К новому году он должен был кончить консерваторию…
Иногда ночью, в чужой, пустой квартире, когда хотелось есть и было холодно, ему мерещился тяжелый, неуютный пистолет, из которого он скоро выстрелит себе в сердце.
V
В «пятикопеечной» кухмистерской Чайковский узнал консерваторскую новость: Николай Григорьевич Рубинштейн, младший брат Антона Григорьевича, московский гений, приезжает в Петербург. Стояли ясные, осенние дни. Чайковский много ходил по набережным, он в последнее время начал предпочитать одинокие прогулки: нравоучительные беседы Лароша (о да, весьма полезные такому неучу, как он!) с некоторых пор ему наскучили.
Николай Григорьевич приехал в Петербург за делом: по примеру брата, владевшего Санкт-Петербургским отделением Русского музыкального общества, он готовился завладеть музыкальной Москвой, он открывал там свои Музыкальные классы, к будущей осени приурочил открытие консерватории. Виртуоз, дирижер, педагог, администратор, горячий, страстный человек, расточительной и забубенной жизни, мятущийся от женщины к женщине, и музыкант, каких Москва, да и Россия, еще не видели, он прибыл в столицу в поисках профессоров для своего московского детища, — великий брат его должен был поделиться с ним первыми своими учениками.
Великий брат не испытывал особой теплоты к Николаю Григорьевичу, он без особого воодушевления отдавал ему в пожизненное владение московскую свою вотчину лишь потому, что другого ему ничего не оставалось: надо жить в Москве, надо предаваться Москве, надо учить Москву, чтобы Москва тебе верила и носила тебя на руках; и Николай Григорьевич в последние годы в Москве явно обогнал в славе своего великого брата. И главное, он сделал это, соединив в одно легкость поведения и блеск таланта, достоинство славного имени и каприз артистической натуры, и от этого, как от всего, что он делал, веяло человеком, родившимся в сорочке, любимцем богов и людей.

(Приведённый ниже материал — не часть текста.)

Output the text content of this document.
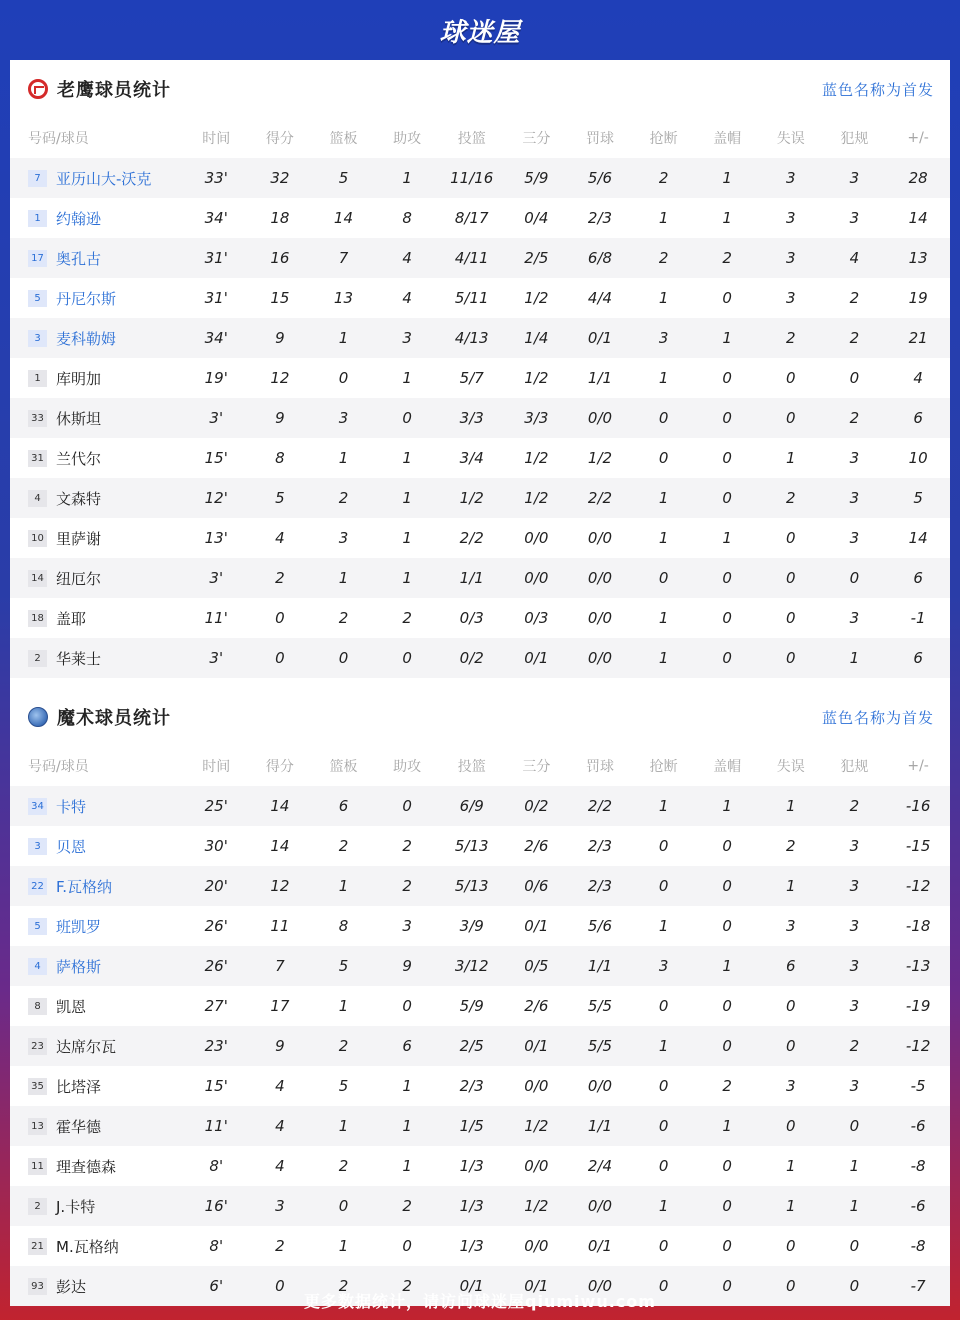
球迷屋
老鹰球员统计	蓝色名称为首发
号码/球员	时间	得分	篮板	助攻	投篮	三分	罚球	抢断	盖帽	失误	犯规	+/-
7 亚历山大-沃克	33'	32	5	1	11/16	5/9	5/6	2	1	3	3	28
1 约翰逊	34'	18	14	8	8/17	0/4	2/3	1	1	3	3	14
17 奥孔古	31'	16	7	4	4/11	2/5	6/8	2	2	3	4	13
5 丹尼尔斯	31'	15	13	4	5/11	1/2	4/4	1	0	3	2	19
3 麦科勒姆	34'	9	1	3	4/13	1/4	0/1	3	1	2	2	21
1 库明加	19'	12	0	1	5/7	1/2	1/1	1	0	0	0	4
33 休斯坦	3'	9	3	0	3/3	3/3	0/0	0	0	0	2	6
31 兰代尔	15'	8	1	1	3/4	1/2	1/2	0	0	1	3	10
4 文森特	12'	5	2	1	1/2	1/2	2/2	1	0	2	3	5
10 里萨谢	13'	4	3	1	2/2	0/0	0/0	1	1	0	3	14
14 纽厄尔	3'	2	1	1	1/1	0/0	0/0	0	0	0	0	6
18 盖耶	11'	0	2	2	0/3	0/3	0/0	1	0	0	3	-1
2 华莱士	3'	0	0	0	0/2	0/1	0/0	1	0	0	1	6
魔术球员统计	蓝色名称为首发
号码/球员	时间	得分	篮板	助攻	投篮	三分	罚球	抢断	盖帽	失误	犯规	+/-
34 卡特	25'	14	6	0	6/9	0/2	2/2	1	1	1	2	-16
3 贝恩	30'	14	2	2	5/13	2/6	2/3	0	0	2	3	-15
22 F.瓦格纳	20'	12	1	2	5/13	0/6	2/3	0	0	1	3	-12
5 班凯罗	26'	11	8	3	3/9	0/1	5/6	1	0	3	3	-18
4 萨格斯	26'	7	5	9	3/12	0/5	1/1	3	1	6	3	-13
8 凯恩	27'	17	1	0	5/9	2/6	5/5	0	0	0	3	-19
23 达席尔瓦	23'	9	2	6	2/5	0/1	5/5	1	0	0	2	-12
35 比塔泽	15'	4	5	1	2/3	0/0	0/0	0	2	3	3	-5
13 霍华德	11'	4	1	1	1/5	1/2	1/1	0	1	0	0	-6
11 理查德森	8'	4	2	1	1/3	0/0	2/4	0	0	1	1	-8
2 J.卡特	16'	3	0	2	1/3	1/2	0/0	1	0	1	1	-6
21 M.瓦格纳	8'	2	1	0	1/3	0/0	0/1	0	0	0	0	-8
93 彭达	6'	0	2	2	0/1	0/1	0/0	0	0	0	0	-7
更多数据统计，请访问球迷屋qiumiwu.com
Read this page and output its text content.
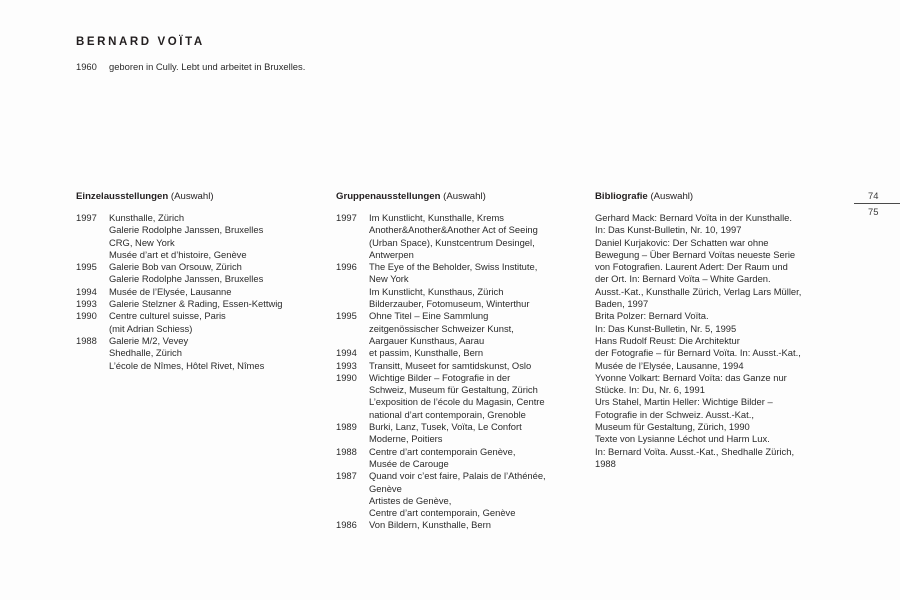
BERNARD VOÏTA
1960 geboren in Cully. Lebt und arbeitet in Bruxelles.
74
75
Einzelausstellungen (Auswahl)
1997	Kunsthalle, Zürich
Galerie Rodolphe Janssen, Bruxelles
CRG, New York
Musée d’art et d’histoire, Genève
1995	Galerie Bob van Orsouw, Zürich
Galerie Rodolphe Janssen, Bruxelles
1994	Musée de l’Elysée, Lausanne
1993	Galerie Stelzner & Rading, Essen-Kettwig
1990	Centre culturel suisse, Paris
(mit Adrian Schiess)
1988	Galerie M/2, Vevey
Shedhalle, Zürich
L’école de Nîmes, Hôtel Rivet, Nîmes
Gruppenausstellungen (Auswahl)
1997	Im Kunstlicht, Kunsthalle, Krems
Another&Another&Another Act of Seeing
(Urban Space), Kunstcentrum Desingel,
Antwerpen
1996	The Eye of the Beholder, Swiss Institute,
New York
Im Kunstlicht, Kunsthaus, Zürich
Bilderzauber, Fotomuseum, Winterthur
1995	Ohne Titel – Eine Sammlung
zeitgenössischer Schweizer Kunst,
Aargauer Kunsthaus, Aarau
1994	et passim, Kunsthalle, Bern
1993	Transitt, Museet for samtidskunst, Oslo
1990	Wichtige Bilder – Fotografie in der
Schweiz, Museum für Gestaltung, Zürich
L’exposition de l’école du Magasin, Centre
national d’art contemporain, Grenoble
1989	Burki, Lanz, Tusek, Voïta, Le Confort
Moderne, Poitiers
1988	Centre d’art contemporain Genève,
Musée de Carouge
1987	Quand voir c’est faire, Palais de l’Athénée,
Genève
Artistes de Genève,
Centre d’art contemporain, Genève
1986	Von Bildern, Kunsthalle, Bern
Bibliografie (Auswahl)
Gerhard Mack: Bernard Voïta in der Kunsthalle.
In: Das Kunst-Bulletin, Nr. 10, 1997
Daniel Kurjakovic: Der Schatten war ohne
Bewegung – Über Bernard Voïtas neueste Serie
von Fotografien. Laurent Adert: Der Raum und
der Ort. In: Bernard Voïta – White Garden.
Ausst.-Kat., Kunsthalle Zürich, Verlag Lars Müller,
Baden, 1997
Brita Polzer: Bernard Voïta.
In: Das Kunst-Bulletin, Nr. 5, 1995
Hans Rudolf Reust: Die Architektur
der Fotografie – für Bernard Voïta. In: Ausst.-Kat.,
Musée de l’Elysée, Lausanne, 1994
Yvonne Volkart: Bernard Voïta: das Ganze nur
Stücke. In: Du, Nr. 6, 1991
Urs Stahel, Martin Heller: Wichtige Bilder –
Fotografie in der Schweiz. Ausst.-Kat.,
Museum für Gestaltung, Zürich, 1990
Texte von Lysianne Léchot und Harm Lux.
In: Bernard Voïta. Ausst.-Kat., Shedhalle Zürich,
1988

Антон Григорьевич хмурился. Как виртуоза его «обожала Россия» и ценила заграница, пожалуй, наравне с Листом. Как композитора… под него, он чувствовал это, начинается подкоп со многих сторон: Серов; молодежь с новым критиком, неким дерзким дилетантом, Кюи; русское политическое хулиганье, метящее в еврейское его происхождение, в его германофильство. А сочинял он так много и так жадно! Он оперу писал в месяц, романс в четверть часа, и пусть это вызывало насмешки, он без боя не уступит никому место первого в России композитора. Неужели в осмеяние, неужели напрасно дана ему природой голова Бетховена? Неужели он меньше Глинки?